“And the Lord said, ‘Indeed the people are one and they all have one language, and this is what they begin to do; now nothing that they propose to do will be withheld from them. Come, let Us go down and there confuse their language, that they may not understand one another’s speech” (Genesis 11:6-7 NKJV).

As I watched a mechanic and his helpers pull and replace the motor on the college van recently, I had one more occasion to feel resentment at the people of Babel.

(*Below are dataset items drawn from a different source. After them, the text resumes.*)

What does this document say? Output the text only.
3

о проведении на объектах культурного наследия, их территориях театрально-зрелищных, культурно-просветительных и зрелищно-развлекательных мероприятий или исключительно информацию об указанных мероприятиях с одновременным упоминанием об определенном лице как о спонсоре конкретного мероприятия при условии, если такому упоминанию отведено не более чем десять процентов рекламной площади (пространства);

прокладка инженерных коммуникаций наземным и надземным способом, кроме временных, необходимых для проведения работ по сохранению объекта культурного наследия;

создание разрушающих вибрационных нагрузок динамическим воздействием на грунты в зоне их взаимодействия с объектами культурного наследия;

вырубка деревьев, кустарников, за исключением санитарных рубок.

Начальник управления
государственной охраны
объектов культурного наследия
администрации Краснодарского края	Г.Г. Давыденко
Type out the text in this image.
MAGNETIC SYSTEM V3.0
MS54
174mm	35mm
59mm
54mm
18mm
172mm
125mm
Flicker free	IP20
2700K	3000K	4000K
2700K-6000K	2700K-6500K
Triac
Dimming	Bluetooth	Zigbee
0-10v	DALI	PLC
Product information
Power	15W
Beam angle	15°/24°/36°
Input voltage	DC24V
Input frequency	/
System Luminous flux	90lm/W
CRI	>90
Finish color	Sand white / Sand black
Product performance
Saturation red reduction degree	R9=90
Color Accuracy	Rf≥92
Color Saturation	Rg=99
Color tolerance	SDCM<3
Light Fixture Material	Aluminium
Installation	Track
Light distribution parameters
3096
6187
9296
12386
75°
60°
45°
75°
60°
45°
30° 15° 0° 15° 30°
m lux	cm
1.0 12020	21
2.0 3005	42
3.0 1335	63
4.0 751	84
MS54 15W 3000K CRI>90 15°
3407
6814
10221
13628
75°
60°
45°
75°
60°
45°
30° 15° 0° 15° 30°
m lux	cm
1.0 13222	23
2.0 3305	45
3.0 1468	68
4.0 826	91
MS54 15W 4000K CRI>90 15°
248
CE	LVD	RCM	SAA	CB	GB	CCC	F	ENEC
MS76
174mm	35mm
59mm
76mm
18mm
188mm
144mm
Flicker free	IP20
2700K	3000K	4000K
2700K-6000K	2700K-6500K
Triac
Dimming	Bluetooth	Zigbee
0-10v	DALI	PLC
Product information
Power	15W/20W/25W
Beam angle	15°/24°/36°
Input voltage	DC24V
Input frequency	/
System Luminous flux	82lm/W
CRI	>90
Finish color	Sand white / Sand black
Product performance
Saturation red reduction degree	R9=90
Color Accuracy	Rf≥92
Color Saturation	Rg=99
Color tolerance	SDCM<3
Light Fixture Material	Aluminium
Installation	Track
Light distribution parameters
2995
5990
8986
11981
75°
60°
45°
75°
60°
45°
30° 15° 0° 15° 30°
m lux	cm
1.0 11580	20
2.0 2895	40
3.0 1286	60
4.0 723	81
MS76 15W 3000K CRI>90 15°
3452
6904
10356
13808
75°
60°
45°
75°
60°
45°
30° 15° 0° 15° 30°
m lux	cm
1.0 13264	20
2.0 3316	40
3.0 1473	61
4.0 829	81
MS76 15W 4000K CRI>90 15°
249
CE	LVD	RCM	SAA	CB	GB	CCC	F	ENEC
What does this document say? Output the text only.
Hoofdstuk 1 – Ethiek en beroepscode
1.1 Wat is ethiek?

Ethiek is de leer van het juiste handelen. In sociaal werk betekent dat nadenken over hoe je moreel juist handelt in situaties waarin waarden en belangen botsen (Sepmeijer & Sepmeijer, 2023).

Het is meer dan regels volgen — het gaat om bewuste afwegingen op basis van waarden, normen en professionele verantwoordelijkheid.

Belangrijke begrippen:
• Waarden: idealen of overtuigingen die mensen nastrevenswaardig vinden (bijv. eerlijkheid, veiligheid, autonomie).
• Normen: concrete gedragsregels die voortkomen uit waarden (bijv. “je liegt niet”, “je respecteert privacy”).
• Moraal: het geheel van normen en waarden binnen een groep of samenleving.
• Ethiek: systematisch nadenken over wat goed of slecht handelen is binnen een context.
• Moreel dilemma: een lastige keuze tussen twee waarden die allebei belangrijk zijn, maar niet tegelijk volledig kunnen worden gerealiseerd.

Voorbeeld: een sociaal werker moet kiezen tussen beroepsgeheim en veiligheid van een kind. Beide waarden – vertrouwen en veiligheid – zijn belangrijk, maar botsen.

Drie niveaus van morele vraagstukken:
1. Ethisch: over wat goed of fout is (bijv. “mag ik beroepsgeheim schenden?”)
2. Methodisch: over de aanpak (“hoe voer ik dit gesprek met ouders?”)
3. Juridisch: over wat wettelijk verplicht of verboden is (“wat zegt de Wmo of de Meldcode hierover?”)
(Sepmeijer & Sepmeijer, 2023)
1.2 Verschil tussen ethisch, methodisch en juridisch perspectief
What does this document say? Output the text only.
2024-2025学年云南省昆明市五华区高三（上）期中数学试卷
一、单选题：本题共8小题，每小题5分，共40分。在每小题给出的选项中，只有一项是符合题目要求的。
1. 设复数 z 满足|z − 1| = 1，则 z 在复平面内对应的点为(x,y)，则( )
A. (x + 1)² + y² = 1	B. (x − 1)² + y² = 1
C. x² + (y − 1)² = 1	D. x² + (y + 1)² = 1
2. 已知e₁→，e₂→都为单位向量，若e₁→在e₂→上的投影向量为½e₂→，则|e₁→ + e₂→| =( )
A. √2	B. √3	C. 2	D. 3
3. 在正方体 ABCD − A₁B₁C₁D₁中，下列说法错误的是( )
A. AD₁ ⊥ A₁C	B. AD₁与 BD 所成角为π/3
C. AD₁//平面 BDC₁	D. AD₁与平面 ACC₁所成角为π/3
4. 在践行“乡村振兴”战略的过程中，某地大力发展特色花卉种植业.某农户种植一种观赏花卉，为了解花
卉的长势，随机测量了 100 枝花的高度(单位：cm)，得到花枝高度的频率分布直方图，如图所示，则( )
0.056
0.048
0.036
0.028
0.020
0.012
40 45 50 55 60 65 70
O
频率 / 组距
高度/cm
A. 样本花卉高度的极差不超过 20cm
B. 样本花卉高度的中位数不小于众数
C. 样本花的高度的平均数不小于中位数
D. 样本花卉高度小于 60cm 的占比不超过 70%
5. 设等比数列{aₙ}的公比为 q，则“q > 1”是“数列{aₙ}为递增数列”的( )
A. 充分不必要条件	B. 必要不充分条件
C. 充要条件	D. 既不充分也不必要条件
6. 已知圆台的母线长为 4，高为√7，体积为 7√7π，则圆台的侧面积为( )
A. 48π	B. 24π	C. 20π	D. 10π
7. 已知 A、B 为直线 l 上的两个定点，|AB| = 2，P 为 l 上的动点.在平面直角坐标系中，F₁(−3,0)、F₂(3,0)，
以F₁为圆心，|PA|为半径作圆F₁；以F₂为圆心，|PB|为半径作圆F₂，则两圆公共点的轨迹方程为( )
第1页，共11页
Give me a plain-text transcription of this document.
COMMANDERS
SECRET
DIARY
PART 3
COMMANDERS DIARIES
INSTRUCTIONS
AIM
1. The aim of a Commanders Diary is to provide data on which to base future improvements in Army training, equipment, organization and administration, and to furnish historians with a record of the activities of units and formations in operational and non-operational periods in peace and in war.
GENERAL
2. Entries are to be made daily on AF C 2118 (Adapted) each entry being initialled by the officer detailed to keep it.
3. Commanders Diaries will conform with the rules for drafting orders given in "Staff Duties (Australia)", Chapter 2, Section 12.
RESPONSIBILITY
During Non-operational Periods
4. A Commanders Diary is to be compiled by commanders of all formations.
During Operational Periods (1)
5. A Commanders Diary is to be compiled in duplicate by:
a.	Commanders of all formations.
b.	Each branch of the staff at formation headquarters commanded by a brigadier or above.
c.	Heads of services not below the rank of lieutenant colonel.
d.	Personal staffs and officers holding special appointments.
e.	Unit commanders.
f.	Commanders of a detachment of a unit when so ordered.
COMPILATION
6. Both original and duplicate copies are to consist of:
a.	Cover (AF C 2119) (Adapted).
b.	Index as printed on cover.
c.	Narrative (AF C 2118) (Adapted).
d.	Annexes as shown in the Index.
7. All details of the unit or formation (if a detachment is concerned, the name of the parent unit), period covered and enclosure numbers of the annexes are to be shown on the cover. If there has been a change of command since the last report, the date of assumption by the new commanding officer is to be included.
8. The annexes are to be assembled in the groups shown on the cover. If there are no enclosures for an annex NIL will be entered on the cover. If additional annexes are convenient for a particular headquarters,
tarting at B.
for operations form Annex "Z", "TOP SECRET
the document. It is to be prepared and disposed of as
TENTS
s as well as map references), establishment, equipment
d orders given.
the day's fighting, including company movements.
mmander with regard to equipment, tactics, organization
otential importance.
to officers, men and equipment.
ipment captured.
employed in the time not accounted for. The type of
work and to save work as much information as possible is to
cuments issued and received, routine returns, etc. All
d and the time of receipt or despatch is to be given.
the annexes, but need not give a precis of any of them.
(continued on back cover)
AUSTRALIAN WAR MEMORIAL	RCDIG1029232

Not only did the workers and I speak two very different languages, with each of us almost completely ignorant of the other’s tongue, but even the little we did understand was not helpful because when it comes to cars and mechanic’s terminology, the Banglas use entirely different English words than do Americans. Even when English was used, I still did not understand what they were trying to say.

The strange thing about the situation, however, was that when all was said and done, we managed to figure it out. Between pointing at a part, using sign language, and grasping intent, I was able to decipher his diagnosis of the problem, understand his proposed solution, and agree on a course of action. Remarkable? No, not really. We had a tremendous advantage – we wanted (and needed) to understand each other, so we worked at it until we did.

How often have we discussed the common belief that different people “simply cannot understand the Bible alike?” It is too confusing, too difficult, too different from “ordinary” books. We just cannot be expected to agree on all points of doctrine.

Is it possible that the problem is not always that we cannot agree, but rather that we do not want to agree? Each has his own preconceived interpretation and is unwilling to question it. Each is motivated by pride and stubbornness, determined to be proven correct. Truth and mutual benefit seem less important somehow.

But when it comes to the practical day-to-day realities of life (like repairing a vehicle) we soon realize that we cannot let pride prevent understanding and cooperation. We see difficulties, but address them with patience and diligence until we break through the barrier and come to a solution.

If we can do that in something as ordinary as a mechanical problem with a car, surely we must realize that things pertaining to one’s eternal soul demand even more effort.

Certainly many doctrinal disagreements are based on genuine difficulties. Some biblical texts are obscure, subject to various possible understandings. Some matters (like for instance the true nature of the Trinity) may be beyond human capability.